Crise d'anxiété: David Reinbacher s'effondre devant nos yeux

Crise d'anxiété: David Reinbacher s'effondre devant nos yeux

Par David Garel le 2026-04-15

La soirée de David Reinbacher à Philadelphie n’avait rien d’un simple match de hockey. C’était un test.

Un test mental, un test émotionnel, un test de gestion de pression. Et par moments, tellement lourd.

Sur la glace, le jeune défenseur du Canadiens de Montréal n’était pas lui-même. Sous pression, ses décisions se sont précipitées. Avec la rondelle, on l’a senti hésitant. Sans la rondelle, parfois en retard. Dans sa zone, incapable de nettoyer le jeu avec assurance, comme s’il jouait avec une seconde de trop dans la tête.

Et dans la LNH, une seconde de trop, c’est fatal.

Ce n’était pas seulement une question d’exécution. Dans sa tête, c'était la tempête avant même que le match ne commence.

Reinbacheri traîne un poids énorme. Le pauvre donne l’impression d’un gars constamment sur la corde raide mentalement, au point qu'il est extrêment anxieux à l'extérieur de la glace.

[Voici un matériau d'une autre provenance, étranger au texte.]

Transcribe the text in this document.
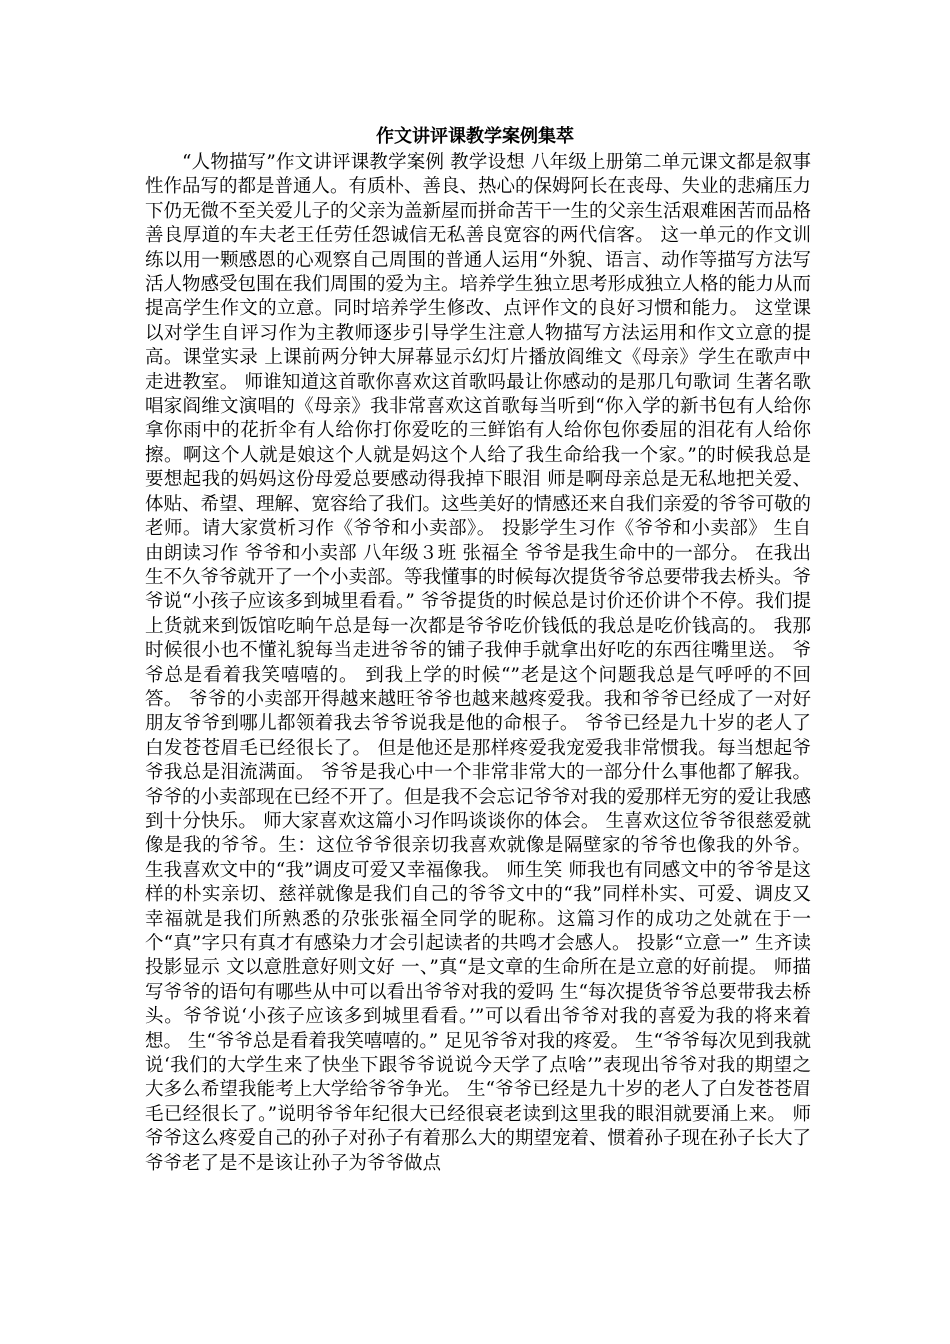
作文讲评课教学案例集萃

“人物描写”作文讲评课教学案例 教学设想 八年级上册第二单元课文都是叙事性作品写的都是普通人。有质朴、善良、热心的保姆阿长在丧母、失业的悲痛压力下仍无微不至关爱儿子的父亲为盖新屋而拼命苦干一生的父亲生活艰难困苦而品格善良厚道的车夫老王任劳任怨诚信无私善良宽容的两代信客。 这一单元的作文训练以用一颗感恩的心观察自己周围的普通人运用“外貌、语言、动作等描写方法写活人物感受包围在我们周围的爱为主。培养学生独立思考形成独立人格的能力从而提高学生作文的立意。同时培养学生修改、点评作文的良好习惯和能力。 这堂课以对学生自评习作为主教师逐步引导学生注意人物描写方法运用和作文立意的提高。课堂实录 上课前两分钟大屏幕显示幻灯片播放阎维文《母亲》学生在歌声中走进教室。 师谁知道这首歌你喜欢这首歌吗最让你感动的是那几句歌词 生著名歌唱家阎维文演唱的《母亲》我非常喜欢这首歌每当听到“你入学的新书包有人给你拿你雨中的花折伞有人给你打你爱吃的三鲜馅有人给你包你委屈的泪花有人给你擦。啊这个人就是娘这个人就是妈这个人给了我生命给我一个家。”的时候我总是要想起我的妈妈这份母爱总要感动得我掉下眼泪 师是啊母亲总是无私地把关爱、体贴、希望、理解、宽容给了我们。这些美好的情感还来自我们亲爱的爷爷可敬的老师。请大家赏析习作《爷爷和小卖部》。 投影学生习作《爷爷和小卖部》 生自由朗读习作 爷爷和小卖部 八年级３班 张福全 爷爷是我生命中的一部分。 在我出生不久爷爷就开了一个小卖部。等我懂事的时候每次提货爷爷总要带我去桥头。爷爷说“小孩子应该多到城里看看。” 爷爷提货的时候总是讨价还价讲个不停。我们提上货就来到饭馆吃晌午总是每一次都是爷爷吃价钱低的我总是吃价钱高的。 我那时候很小也不懂礼貌每当走进爷爷的铺子我伸手就拿出好吃的东西往嘴里送。 爷爷总是看着我笑嘻嘻的。 到我上学的时候“”老是这个问题我总是气呼呼的不回答。 爷爷的小卖部开得越来越旺爷爷也越来越疼爱我。我和爷爷已经成了一对好朋友爷爷到哪儿都领着我去爷爷说我是他的命根子。 爷爷已经是九十岁的老人了白发苍苍眉毛已经很长了。 但是他还是那样疼爱我宠爱我非常惯我。每当想起爷爷我总是泪流满面。 爷爷是我心中一个非常非常大的一部分什么事他都了解我。 爷爷的小卖部现在已经不开了。但是我不会忘记爷爷对我的爱那样无穷的爱让我感到十分快乐。 师大家喜欢这篇小习作吗谈谈你的体会。 生喜欢这位爷爷很慈爱就像是我的爷爷。生：这位爷爷很亲切我喜欢就像是隔壁家的爷爷也像我的外爷。 生我喜欢文中的“我”调皮可爱又幸福像我。 师生笑 师我也有同感文中的爷爷是这样的朴实亲切、慈祥就像是我们自己的爷爷文中的“我”同样朴实、可爱、调皮又幸福就是我们所熟悉的尕张张福全同学的昵称。这篇习作的成功之处就在于一个“真”字只有真才有感染力才会引起读者的共鸣才会感人。 投影“立意一” 生齐读投影显示 文以意胜意好则文好 一、”真“是文章的生命所在是立意的好前提。 师描写爷爷的语句有哪些从中可以看出爷爷对我的爱吗 生“每次提货爷爷总要带我去桥头。爷爷说‘小孩子应该多到城里看看。’”可以看出爷爷对我的喜爱为我的将来着想。 生“爷爷总是看着我笑嘻嘻的。” 足见爷爷对我的疼爱。 生“爷爷每次见到我就说‘我们的大学生来了快坐下跟爷爷说说今天学了点啥’”表现出爷爷对我的期望之大多么希望我能考上大学给爷爷争光。 生“爷爷已经是九十岁的老人了白发苍苍眉毛已经很长了。”说明爷爷年纪很大已经很衰老读到这里我的眼泪就要涌上来。 师爷爷这么疼爱自己的孙子对孙子有着那么大的期望宠着、惯着孙子现在孙子长大了爷爷老了是不是该让孙子为爷爷做点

Ce n’est plus seulement du hockey, c’est une gestion de pression humaine quotidienne. Tout le monde voit sa fragilité. Hier, l'Autrichien aurait fait une crise d'angoisse dans la chambre.

Et pendant ce temps-là, l’aréna entier avait une idée en tête: tout faire pour qu'il s'effondre devant nos yeux.

À Philadelphie, le nom de Matvei Michkov n’est jamais loin. Et hier, il était partout.

Sur la feuille de pointage.

Dans le match.

Et même dans les estrades.

Des chants ont commencé à descendre des gradins.

"Michkov is better".

Une ambiance où chaque erreur de Reinbacher devenait un rappel brutal du choix de 2023.

Le portrait était cruel.

D’un côté, Michkov, déjà installé, déjà productif, déjà dominant.

De l’autre, Reinbacher qui semblait faire une crise d'anxiété sur la glace.

Le pauvre donnait l’impression d’un joueur complètement envahi par le moment. Chaque présence semblait jouée sur les nerfs, avec des décisions précipitées, des hésitations marquées et une incapacité à calmer le jeu quand la pression montait.

À plusieurs reprises, on l’a vu perdre ses repères sous l’échec avant des Flyers de Philadelphie, comme si tout allait trop vite pour lui.

Ce n’était pas seulement une question de lecture du jeu, c’était une question de contrôle émotionnel. Dans un aréna hostile où le nom de Matvei Michkov descendait des gradins, chaque erreur semblait amplifier le malaise. Et hier, tout indiquait un joueur dépassé par la pression, incapable de ralentir le rythme dans sa tête.

Et ça, c’est le pire scénario imaginable pour le Canadien.

Parce que cette histoire-là ne disparaîtra jamais.

Peu importe le temps.

Peu importe le développement.

Peu importe les progrès.

David Reinbacher va toujours être comparé à Matvei Michkov.

Toujours.

Et ça, les dirigeants du Canadien le savaient. C’est exactement pour ça qu’ils ont été aussi prudents avec lui. Comme l’ont expliqué certains observateurs, l’organisation a volontairement retardé son exposition pour éviter qu’il se fasse avaler par cette pression.

Mais à un moment donné, tu ne peux plus protéger.

Tu dois jouer.

Et hier, il a goûté à la réalité complète.

Ça ne veut pas dire qu’il est un mauvais joueur.

Ça ne veut pas dire qu’il ne deviendra pas un bon défenseur.

Mais ça veut dire une chose très simple : il n’est pas prêt.

Et surtout, il n’est pas prêt à être un membre du CH.

Parce que jouer à Montréal, ce n’est jamais juste jouer au hockey. C’est jouer avec le poids des décisions, avec le bruit, avec les comparaisons, avec une attente constante.

Et dans son cas, cette attente est amplifiée par un nom.

Michkov.

Le plus dur dans tout ça?

Ce n’est même pas la performance.

C’est l’image.

Un jeune joueur qui semble chercher ses repères. Qui joue avec prudence au lieu de jouer avec instinct. Qui pense au lieu de réagir.

Et ça, ça ne s’achète pas. Ça se construit. Lentement.

Mais pendant ce temps, l’autre avance.

Le Canadien est pris avec une réalité inconfortable.

D’un côté, un espoir qui a besoin de temps, de patience, de développement.

De l’autre, un joueur qu’il a laissé passer… et qui produit déjà comme un prodige.

Et hier, pendant 60 minutes, cette réalité-là était impossible à ignorer.